In mathematics, Pascal's triangle is a triangular array of the binomial coefficients that arises in probability theory, combinatorics, and algebra. In much of the Western world, it is named after the French mathematician Blaise Pascal, although other mathematicians studied it centuries before him in India,[1] Persia,[2] China, Germany, and Italy.[3]

${\displaystyle {\begin{array}{c}1\\1\quad 1\\1\quad 2\quad 1\\1\quad 3\quad 3\quad 1\\1\quad 4\quad 6\quad 4\quad 1\\1\quad 5\quad 10\quad 10\quad 5\quad 1\\1\quad 6\quad 15\quad 20\quad 15\quad 6\quad 1\\1\quad 7\quad 21\quad 35\quad 35\quad 21\quad 7\quad 1\\\end{array}}}$
A diagram showing the first eight rows of Pascal's triangle.

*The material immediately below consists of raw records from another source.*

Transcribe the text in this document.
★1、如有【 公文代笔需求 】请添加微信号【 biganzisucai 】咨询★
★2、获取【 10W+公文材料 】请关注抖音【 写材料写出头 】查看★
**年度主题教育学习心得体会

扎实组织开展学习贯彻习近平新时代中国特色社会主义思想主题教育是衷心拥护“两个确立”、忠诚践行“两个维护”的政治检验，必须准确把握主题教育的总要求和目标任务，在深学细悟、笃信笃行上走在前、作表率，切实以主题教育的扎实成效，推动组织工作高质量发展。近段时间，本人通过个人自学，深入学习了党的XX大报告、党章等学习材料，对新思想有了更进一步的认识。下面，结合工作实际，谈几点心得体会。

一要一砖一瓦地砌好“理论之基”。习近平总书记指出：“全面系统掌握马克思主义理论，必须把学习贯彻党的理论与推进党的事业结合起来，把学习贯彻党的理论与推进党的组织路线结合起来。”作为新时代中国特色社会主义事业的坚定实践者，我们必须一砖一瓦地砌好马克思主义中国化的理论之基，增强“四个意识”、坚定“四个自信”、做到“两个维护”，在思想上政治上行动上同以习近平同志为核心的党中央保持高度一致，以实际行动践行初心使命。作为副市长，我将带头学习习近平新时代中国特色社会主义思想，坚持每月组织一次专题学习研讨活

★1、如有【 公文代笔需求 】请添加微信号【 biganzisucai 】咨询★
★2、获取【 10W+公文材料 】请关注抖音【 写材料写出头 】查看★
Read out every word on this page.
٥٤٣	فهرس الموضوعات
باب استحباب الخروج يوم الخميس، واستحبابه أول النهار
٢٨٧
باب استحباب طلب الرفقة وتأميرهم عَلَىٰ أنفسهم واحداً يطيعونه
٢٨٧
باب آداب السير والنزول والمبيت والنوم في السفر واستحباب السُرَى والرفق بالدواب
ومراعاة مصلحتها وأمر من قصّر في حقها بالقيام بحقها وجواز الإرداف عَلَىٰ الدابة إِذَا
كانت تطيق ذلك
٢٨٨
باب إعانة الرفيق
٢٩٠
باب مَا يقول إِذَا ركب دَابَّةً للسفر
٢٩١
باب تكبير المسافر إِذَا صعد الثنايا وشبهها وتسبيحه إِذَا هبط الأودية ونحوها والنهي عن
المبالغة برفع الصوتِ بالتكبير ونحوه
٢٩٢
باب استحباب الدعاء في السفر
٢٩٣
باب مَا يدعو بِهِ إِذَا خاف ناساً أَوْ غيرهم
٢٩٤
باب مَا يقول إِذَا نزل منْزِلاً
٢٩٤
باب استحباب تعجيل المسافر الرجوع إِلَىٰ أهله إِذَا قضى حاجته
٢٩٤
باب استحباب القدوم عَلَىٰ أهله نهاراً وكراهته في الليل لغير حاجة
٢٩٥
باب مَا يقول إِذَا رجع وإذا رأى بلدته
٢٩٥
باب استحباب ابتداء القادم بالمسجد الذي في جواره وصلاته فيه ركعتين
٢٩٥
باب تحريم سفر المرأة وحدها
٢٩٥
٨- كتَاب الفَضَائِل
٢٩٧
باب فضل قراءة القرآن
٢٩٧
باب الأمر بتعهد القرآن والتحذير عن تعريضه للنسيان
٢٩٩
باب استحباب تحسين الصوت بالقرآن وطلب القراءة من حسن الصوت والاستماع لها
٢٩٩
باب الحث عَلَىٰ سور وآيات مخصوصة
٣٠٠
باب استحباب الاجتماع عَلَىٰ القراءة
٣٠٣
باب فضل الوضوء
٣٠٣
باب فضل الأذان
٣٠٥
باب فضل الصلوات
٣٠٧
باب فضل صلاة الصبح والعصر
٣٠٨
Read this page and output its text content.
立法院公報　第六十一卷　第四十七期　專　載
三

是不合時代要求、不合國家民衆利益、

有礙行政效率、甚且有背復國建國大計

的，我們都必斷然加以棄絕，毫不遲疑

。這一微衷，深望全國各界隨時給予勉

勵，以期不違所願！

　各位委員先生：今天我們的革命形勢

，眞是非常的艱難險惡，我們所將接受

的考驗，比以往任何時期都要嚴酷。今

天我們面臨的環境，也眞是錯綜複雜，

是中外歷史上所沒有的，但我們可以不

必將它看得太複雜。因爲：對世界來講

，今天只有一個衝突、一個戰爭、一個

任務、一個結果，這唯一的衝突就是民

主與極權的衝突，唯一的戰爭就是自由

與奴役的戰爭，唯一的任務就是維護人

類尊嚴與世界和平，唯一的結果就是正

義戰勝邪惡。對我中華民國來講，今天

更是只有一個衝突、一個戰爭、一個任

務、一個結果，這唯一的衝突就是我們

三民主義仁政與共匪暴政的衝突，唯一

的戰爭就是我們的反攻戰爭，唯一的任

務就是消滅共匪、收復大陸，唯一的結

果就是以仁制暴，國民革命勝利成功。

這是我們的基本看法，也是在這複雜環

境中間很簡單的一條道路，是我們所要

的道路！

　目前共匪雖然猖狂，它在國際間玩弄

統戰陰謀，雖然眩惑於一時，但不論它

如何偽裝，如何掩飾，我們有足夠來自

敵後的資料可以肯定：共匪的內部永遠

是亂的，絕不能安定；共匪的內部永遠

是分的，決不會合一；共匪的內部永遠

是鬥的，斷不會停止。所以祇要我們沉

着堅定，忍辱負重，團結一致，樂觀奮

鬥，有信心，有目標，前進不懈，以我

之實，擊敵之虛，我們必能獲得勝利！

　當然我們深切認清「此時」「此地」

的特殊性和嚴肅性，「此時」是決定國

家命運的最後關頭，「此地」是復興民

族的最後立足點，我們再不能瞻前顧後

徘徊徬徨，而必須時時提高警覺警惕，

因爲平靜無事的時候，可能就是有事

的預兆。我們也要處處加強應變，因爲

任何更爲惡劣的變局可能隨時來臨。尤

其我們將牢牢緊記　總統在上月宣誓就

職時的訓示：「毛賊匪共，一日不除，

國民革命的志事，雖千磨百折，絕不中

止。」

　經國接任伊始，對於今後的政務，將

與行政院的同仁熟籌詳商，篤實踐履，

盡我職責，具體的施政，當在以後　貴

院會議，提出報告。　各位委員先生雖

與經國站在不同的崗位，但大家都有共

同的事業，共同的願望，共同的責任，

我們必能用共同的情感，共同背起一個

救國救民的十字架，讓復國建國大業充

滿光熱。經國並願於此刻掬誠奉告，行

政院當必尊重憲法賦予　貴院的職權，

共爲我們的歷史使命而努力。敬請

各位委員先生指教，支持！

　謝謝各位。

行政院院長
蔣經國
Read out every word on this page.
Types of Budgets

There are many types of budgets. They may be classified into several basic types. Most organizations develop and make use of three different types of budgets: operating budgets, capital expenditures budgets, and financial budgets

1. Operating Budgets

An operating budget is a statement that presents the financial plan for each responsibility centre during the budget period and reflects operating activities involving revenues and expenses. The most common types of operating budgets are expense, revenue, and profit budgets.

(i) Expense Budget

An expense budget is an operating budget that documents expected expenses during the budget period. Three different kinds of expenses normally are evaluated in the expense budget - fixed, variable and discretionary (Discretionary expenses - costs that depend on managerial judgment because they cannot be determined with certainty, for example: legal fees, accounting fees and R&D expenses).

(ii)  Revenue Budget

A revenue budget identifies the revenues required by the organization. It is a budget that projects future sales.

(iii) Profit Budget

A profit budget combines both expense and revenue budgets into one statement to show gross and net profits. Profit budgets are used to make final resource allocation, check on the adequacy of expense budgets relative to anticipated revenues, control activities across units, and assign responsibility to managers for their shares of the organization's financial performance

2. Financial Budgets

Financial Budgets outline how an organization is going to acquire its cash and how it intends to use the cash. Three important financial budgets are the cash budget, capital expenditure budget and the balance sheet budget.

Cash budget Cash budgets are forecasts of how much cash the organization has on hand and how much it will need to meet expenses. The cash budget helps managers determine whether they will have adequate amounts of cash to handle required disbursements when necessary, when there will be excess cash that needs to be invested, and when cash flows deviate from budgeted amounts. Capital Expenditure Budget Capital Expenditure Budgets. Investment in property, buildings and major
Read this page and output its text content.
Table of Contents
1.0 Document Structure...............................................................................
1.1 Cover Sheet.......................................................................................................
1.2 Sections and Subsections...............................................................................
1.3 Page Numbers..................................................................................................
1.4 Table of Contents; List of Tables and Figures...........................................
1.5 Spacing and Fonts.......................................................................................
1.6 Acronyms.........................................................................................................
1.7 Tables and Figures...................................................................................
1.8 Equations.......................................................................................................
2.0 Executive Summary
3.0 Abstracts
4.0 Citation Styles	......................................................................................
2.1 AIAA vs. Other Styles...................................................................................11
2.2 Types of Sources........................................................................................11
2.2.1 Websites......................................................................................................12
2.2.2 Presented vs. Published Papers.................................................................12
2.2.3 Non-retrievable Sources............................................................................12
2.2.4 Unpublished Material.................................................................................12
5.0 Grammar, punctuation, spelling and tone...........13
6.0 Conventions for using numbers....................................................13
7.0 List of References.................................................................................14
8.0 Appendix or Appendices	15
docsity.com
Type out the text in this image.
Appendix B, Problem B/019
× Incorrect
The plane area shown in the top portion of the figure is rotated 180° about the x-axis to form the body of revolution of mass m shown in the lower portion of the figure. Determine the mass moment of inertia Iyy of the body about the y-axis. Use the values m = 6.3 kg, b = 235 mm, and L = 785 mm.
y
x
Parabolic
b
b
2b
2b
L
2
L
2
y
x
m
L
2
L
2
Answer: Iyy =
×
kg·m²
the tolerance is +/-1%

The rows of Pascal's triangle are conventionally enumerated starting with row ${\displaystyle n=0}$ at the top (the 0th row). The entries in each row are numbered from the left beginning with ${\displaystyle k=0}$ and are usually staggered relative to the numbers in the adjacent rows. The triangle may be constructed in the following manner: In row 0 (the topmost row), there is a unique nonzero entry 1. Each entry of each subsequent row is constructed by adding the number above and to the left with the number above and to the right, treating blank entries as 0. For example, the initial number in the first (or any other) row is 1 (the sum of 0 and 1), whereas the numbers 1 and 3 in the third row are added to produce the number 4 in the fourth row.